“Truly successful decision-making relies on a balance between deliberate and instinctive thinking.” - Malcolm Gladwell
When we made the decision to go into Cape May after our slog down the New Jersey Coast, we were faced with a decision that was difficult to make. How does one know they are making the right decision? Is it common to make the decision and then doubt it? Or worse yet, fear the shoulda, woulda, coulda of hindsight? How do you make a good decision?
Craig and I typically weigh the pros and cons, as I’m sure that’s how most people do it. Not only do we have to think about the safety of our family, but also we have to take in to account the abilities (or lack there of) of our boat and what she may or may not be able to handle.
While resting at anchor, we were faced with waiting out high wind or confront the wind and waves in order to get around Cape May and head up the Delaware River. The treacherous trek of our 30-hour passage was very fresh in our minds and we weren’t really interested in being in uncomfortable conditions again, so soon anyway. We didn’t want to stay put until the winds died down either because we wanted to push on to Annapolis and take advantage of the good wind (from the appropriate direction) up the Delaware. And we knew we couldn’t go through the Cape May canal because our mast was too tall for the fixed bridge. We scrutinized the chart and the tide tables to figure when we needed to leave in order to have the current in our favor. We also knew that there were many shoals around Cape May and we didn’t feel comfortable dodging them in high winds and waves or in the dark.

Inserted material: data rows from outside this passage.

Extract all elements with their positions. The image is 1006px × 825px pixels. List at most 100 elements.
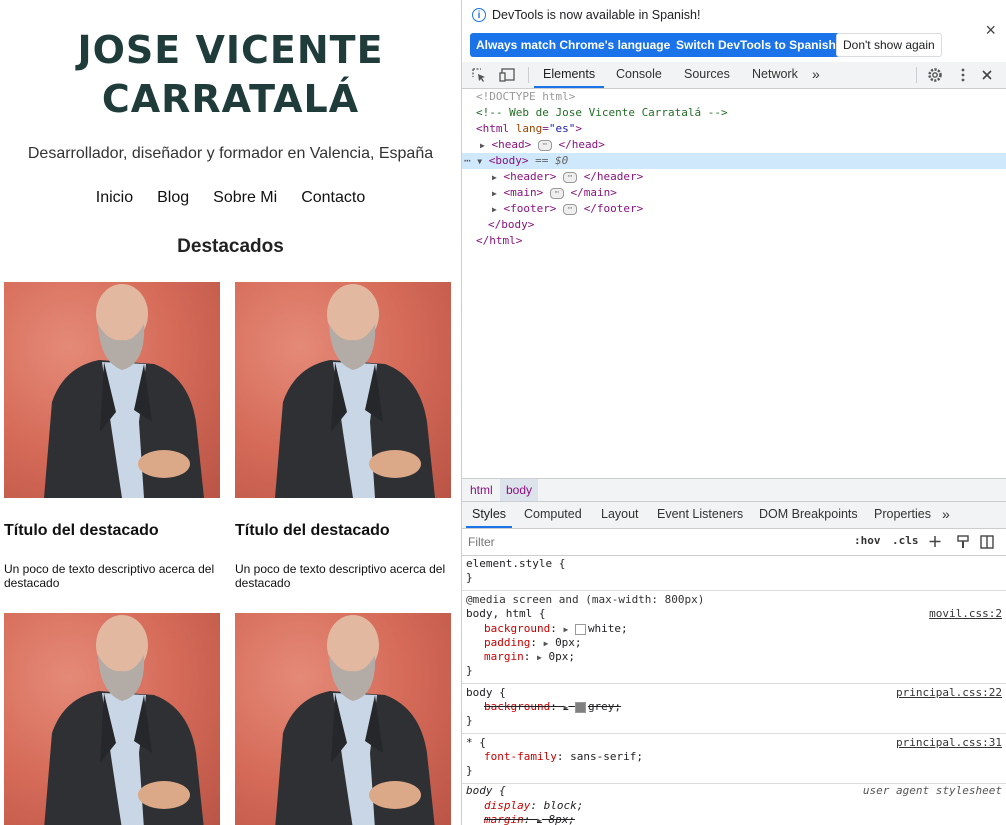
- head-open-tag: <head>: [491, 138, 532, 151]
- main-close-tag: </main>: [570, 186, 617, 199]
- tab-layout[interactable]: Layout: [601, 502, 639, 528]
- style-rule-body-principal[interactable]: body { principal.css:22 background: ▶ gr…: [462, 684, 1006, 734]
- rule-close: }: [466, 571, 473, 584]
- ellipsis-icon[interactable]: ⋯: [549, 187, 564, 199]
- tab-computed[interactable]: Computed: [524, 502, 582, 528]
- featured-section-title: Destacados: [177, 236, 284, 257]
- color-swatch[interactable]: [574, 701, 586, 713]
- rule-close: }: [466, 664, 473, 677]
- css-declaration[interactable]: display: block;: [484, 799, 583, 813]
- paint-brush-icon[interactable]: [954, 533, 972, 551]
- web-page-viewport: JOSE VICENTE CARRATALÁ Desarrollador, di…: [0, 0, 461, 825]
- always-match-language-button[interactable]: Always match Chrome's language: [470, 33, 677, 57]
- tab-styles[interactable]: Styles: [466, 502, 513, 528]
- user-agent-label: user agent stylesheet: [862, 784, 1002, 797]
- css-property: padding: [484, 636, 531, 649]
- featured-card[interactable]: Título del destacado Un poco de texto de…: [235, 282, 451, 590]
- dom-node-header[interactable]: ▶ <header> ⋯ </header>: [462, 169, 1006, 185]
- nav-link-contacto[interactable]: Contacto: [301, 189, 365, 207]
- css-declaration[interactable]: margin: ▶ 0px;: [484, 650, 575, 664]
- tab-elements[interactable]: Elements: [534, 62, 605, 88]
- breadcrumb-html[interactable]: html: [464, 479, 499, 501]
- css-declaration[interactable]: padding: ▶ 0px;: [484, 636, 582, 650]
- dom-node-comment[interactable]: <!-- Web de Jose Vicente Carratalá -->: [462, 105, 1006, 121]
- class-toggle[interactable]: .cls: [892, 534, 919, 547]
- tab-properties[interactable]: Properties: [874, 502, 931, 528]
- style-rule-element[interactable]: element.style { }: [462, 556, 1006, 591]
- dom-node-main[interactable]: ▶ <main> ⋯ </main>: [462, 185, 1006, 201]
- expand-triangle-icon[interactable]: ▶: [492, 189, 497, 198]
- dom-node-body-close[interactable]: </body>: [462, 217, 1006, 233]
- rule-selector: body, html {: [466, 607, 546, 620]
- css-value: sans-serif;: [570, 750, 643, 763]
- style-rule-universal[interactable]: * { principal.css:31 font-family: sans-s…: [462, 734, 1006, 784]
- style-rule-media-body-html[interactable]: @media screen and (max-width: 800px) bod…: [462, 591, 1006, 684]
- header-open-tag: <header>: [503, 170, 557, 183]
- style-rule-user-agent[interactable]: body { user agent stylesheet display: bl…: [462, 784, 1006, 825]
- expand-triangle-icon[interactable]: ▶: [492, 173, 497, 182]
- featured-card[interactable]: Título del destacado Un poco de texto de…: [4, 282, 220, 590]
- ellipsis-icon[interactable]: ⋯: [563, 171, 578, 183]
- dom-node-html[interactable]: <html lang="es">: [462, 121, 1006, 137]
- ellipsis-icon[interactable]: ⋯: [537, 139, 552, 151]
- featured-card[interactable]: [4, 613, 220, 825]
- featured-card-title: Título del destacado: [235, 522, 390, 539]
- css-property: margin: [484, 813, 524, 825]
- expand-triangle-icon[interactable]: ▶: [492, 205, 497, 214]
- body-open-tag: <body>: [488, 154, 529, 167]
- dont-show-again-button[interactable]: Don't show again: [836, 33, 942, 57]
- css-value: 0px;: [548, 650, 575, 663]
- new-style-rule-icon[interactable]: [926, 533, 944, 551]
- tab-network[interactable]: Network: [752, 62, 798, 88]
- tab-event-listeners[interactable]: Event Listeners: [657, 502, 743, 528]
- expand-triangle-icon[interactable]: ▶: [480, 141, 485, 150]
- dom-node-head[interactable]: ▶ <head> ⋯ </head>: [462, 137, 1006, 153]
- nav-link-inicio[interactable]: Inicio: [96, 189, 133, 207]
- dom-node-body-selected[interactable]: ⋯ ▼ <body> == $0: [462, 153, 1006, 169]
- device-toolbar-icon[interactable]: [498, 66, 516, 84]
- toggle-sidebar-icon[interactable]: [978, 533, 996, 551]
- rule-source-link[interactable]: principal.css:31: [896, 736, 1002, 750]
- styles-filter-input[interactable]: [466, 532, 848, 552]
- infobar-message: DevTools is now available in Spanish!: [492, 8, 701, 22]
- featured-card[interactable]: [235, 613, 451, 825]
- breadcrumb-body[interactable]: body: [500, 479, 539, 501]
- css-declaration-overridden[interactable]: margin: ▶ 8px;: [484, 813, 575, 825]
- css-declaration[interactable]: background: ▶ white;: [484, 622, 628, 636]
- featured-card-text: Un poco de texto descriptivo acerca del …: [4, 562, 215, 590]
- css-declaration[interactable]: font-family: sans-serif;: [484, 750, 643, 764]
- footer-close-tag: </footer>: [583, 202, 644, 215]
- gear-icon[interactable]: [926, 66, 944, 84]
- html-close-tag: </html>: [476, 234, 523, 247]
- inspect-element-icon[interactable]: [470, 66, 488, 84]
- close-icon[interactable]: ×: [985, 20, 996, 41]
- dom-node-doctype[interactable]: <!DOCTYPE html>: [462, 89, 1006, 105]
- color-swatch[interactable]: [574, 623, 586, 635]
- hover-state-toggle[interactable]: :hov: [854, 534, 881, 547]
- collapse-triangle-icon[interactable]: ▼: [477, 157, 482, 166]
- site-tagline: Desarrollador, diseñador y formador en V…: [27, 145, 434, 162]
- rule-source-link[interactable]: movil.css:2: [929, 607, 1002, 621]
- more-options-icon[interactable]: [954, 66, 972, 84]
- rule-source-link[interactable]: principal.css:22: [896, 686, 1002, 700]
- css-declaration-overridden[interactable]: background: ▶ grey;: [484, 700, 621, 714]
- dom-node-footer[interactable]: ▶ <footer> ⋯ </footer>: [462, 201, 1006, 217]
- close-devtools-icon[interactable]: [978, 66, 996, 84]
- portrait-photo: [235, 613, 451, 825]
- tab-sources[interactable]: Sources: [684, 62, 730, 88]
- tab-console[interactable]: Console: [616, 62, 662, 88]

What to do, what to do?? We looked at one another and asked “what do you want to do?” and the other said, “I don’t know, what do you want to do?” Have you ever been paralyzed by this situation? In the end, we felt it was safer to leave in the day light hours. Everything is better in the daytime, right? Plus, as Craig said (jokingly) a daytime rescue was better than a night time one! So we left at 8:45 in the morning slightly ahead of the changing tide to get a head start. As it turned out, the waves were only really bad near the inlet and then seemed to settle down quickly. We were able to hug the beach and make great time up the Delaware. In hindsight, it was a good decision!